上田さんは、さまざまな人とふれあいたいと日本一周を決意。昨年1月にクラウドファンディングを募り、3月末までに85人から、約180万円の支援が集まった。友人のアドバイスで、〝相棒〟に人力車を選び、知人を通して中古の人力車を購入し出発した。

これまで上田さんは、小学生から約12年間サッカーに没頭。和歌山北高校ではサッカー部の副キャプテンを務め、全国高校サッカー選手権大会にも出場。大学に進学したものの3カ月で中退。その後、海外に興味が湧き20歳の時にフィジーに約6カ月留学。将来は、もっと多くの世界を訪れ、さまざまな人とふれあいたいという夢ができ、まずは日本から回ることを決めた。

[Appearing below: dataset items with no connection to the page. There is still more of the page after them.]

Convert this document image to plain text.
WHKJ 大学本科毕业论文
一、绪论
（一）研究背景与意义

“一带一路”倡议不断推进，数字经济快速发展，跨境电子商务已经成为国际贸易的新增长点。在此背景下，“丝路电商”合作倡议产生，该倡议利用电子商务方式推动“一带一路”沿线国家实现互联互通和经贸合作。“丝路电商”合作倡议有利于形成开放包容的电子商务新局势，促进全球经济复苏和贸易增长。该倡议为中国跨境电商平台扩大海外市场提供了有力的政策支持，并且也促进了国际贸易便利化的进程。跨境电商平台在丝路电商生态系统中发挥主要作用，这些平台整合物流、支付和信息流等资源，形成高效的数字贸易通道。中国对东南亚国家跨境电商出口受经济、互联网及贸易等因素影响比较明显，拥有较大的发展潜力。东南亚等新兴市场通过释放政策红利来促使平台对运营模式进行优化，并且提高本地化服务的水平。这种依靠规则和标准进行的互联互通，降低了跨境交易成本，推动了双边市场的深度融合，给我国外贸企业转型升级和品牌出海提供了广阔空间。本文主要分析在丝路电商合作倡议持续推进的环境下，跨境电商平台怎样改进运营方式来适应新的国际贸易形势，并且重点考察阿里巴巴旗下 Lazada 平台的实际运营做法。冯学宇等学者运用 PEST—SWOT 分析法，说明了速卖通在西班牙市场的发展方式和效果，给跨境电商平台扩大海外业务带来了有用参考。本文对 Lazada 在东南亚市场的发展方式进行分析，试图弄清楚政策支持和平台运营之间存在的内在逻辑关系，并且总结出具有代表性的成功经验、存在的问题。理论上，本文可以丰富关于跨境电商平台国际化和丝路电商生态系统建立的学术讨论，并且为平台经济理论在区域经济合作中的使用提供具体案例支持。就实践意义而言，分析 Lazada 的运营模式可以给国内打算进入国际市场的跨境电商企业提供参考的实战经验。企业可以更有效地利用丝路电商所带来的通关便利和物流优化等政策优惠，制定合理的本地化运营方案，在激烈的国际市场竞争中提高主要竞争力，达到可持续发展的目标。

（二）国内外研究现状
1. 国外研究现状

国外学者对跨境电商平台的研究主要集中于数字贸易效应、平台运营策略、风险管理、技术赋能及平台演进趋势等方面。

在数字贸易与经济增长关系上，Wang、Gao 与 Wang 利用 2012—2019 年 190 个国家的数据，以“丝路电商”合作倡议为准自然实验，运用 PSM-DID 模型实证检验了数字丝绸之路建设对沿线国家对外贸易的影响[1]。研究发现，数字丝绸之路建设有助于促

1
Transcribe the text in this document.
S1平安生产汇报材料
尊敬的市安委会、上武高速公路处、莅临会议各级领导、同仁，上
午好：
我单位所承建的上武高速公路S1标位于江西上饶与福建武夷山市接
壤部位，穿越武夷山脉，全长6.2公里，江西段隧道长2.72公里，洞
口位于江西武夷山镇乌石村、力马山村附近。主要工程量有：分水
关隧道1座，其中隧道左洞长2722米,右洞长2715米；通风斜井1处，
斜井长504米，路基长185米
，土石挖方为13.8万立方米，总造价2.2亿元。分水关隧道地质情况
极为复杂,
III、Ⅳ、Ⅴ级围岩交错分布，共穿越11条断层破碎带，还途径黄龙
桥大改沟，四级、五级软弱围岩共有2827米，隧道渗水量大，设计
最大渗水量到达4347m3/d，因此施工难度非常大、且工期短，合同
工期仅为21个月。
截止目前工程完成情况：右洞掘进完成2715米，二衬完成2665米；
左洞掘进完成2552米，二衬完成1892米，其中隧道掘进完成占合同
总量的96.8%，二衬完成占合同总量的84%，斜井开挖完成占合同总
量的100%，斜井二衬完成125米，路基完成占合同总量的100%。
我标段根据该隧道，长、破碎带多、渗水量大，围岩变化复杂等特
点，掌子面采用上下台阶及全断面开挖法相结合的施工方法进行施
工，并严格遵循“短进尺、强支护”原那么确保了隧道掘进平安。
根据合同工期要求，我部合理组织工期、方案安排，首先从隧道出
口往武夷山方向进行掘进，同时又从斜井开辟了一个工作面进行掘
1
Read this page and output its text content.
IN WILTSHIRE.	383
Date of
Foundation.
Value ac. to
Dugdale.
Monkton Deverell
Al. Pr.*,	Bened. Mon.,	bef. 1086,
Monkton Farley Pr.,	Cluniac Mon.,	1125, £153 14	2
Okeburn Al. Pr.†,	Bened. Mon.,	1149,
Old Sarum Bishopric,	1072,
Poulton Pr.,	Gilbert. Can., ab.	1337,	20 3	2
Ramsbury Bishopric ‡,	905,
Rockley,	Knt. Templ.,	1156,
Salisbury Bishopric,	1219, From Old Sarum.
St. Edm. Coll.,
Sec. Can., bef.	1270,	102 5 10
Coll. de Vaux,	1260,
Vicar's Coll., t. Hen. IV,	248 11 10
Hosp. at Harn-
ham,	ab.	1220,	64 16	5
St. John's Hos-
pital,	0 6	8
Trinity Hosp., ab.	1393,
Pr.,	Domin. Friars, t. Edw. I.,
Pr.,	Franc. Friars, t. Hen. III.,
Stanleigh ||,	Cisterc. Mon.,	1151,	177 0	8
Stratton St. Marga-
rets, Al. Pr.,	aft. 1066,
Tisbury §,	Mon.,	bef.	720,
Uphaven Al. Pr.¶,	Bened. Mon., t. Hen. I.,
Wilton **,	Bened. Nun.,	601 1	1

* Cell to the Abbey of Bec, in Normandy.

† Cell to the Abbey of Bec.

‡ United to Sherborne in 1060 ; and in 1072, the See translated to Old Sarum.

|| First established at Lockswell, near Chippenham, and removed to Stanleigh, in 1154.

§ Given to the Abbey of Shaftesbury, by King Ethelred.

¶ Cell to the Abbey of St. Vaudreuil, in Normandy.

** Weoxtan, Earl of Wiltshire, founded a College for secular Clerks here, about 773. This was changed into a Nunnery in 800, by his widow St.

夜はテントで寝泊まりしたり、訪れた先で出会った人の家に泊めてもらったりしながら旅を続けたという。

一日に決めた距離を走り切ることを信念に持ちながら、各地でさまざまな人とのふれあいを楽しみ、一歩一歩進んだ。

ゴールの同競技場敷地内には、家族や同級生ら約40人が集まった。午後6時ごろ、ゴールの約250㍍手前に上田さんの姿が見えると、皆は「来た!おかえり」などと声を掛け、久しぶりに会う日焼けした上田さんを笑顔で迎えた。

「しゅう おかえり」と手書きの横断幕を掲げる同級生らの温かい出迎えに、上田さんは思いをこらえ切れず何度も涙をぬぐった。最後は片手を高く突き上げ「ありがとう」と笑顔でゴールテープを切った。

上田さんは「泣かないと思っていたが、角を曲がりみんなの姿が見えた時にこみ上げてくるものがあった。支えてくれて感謝しかない」と話した。中学の同級生の谷龍飛さん(22)は「本当にすごいしかない、地元の誇り。一回ゆっくり休んでほしい」とねぎらった。

ゴールを見守っていた父親の上田賢一さん(55)は「こんなにも人が駆け付けてくれてありがたい。この経験を生かしていってもらえたら」と喜び、祖母の和歌まさみさん(85)は「無事ならそれで十分。元気で帰ってきてくれてうれしい」と涙ぐんだ。

今後は、世界を旅し、より多くの人に出会って交流したいと新たな目標を掲げている。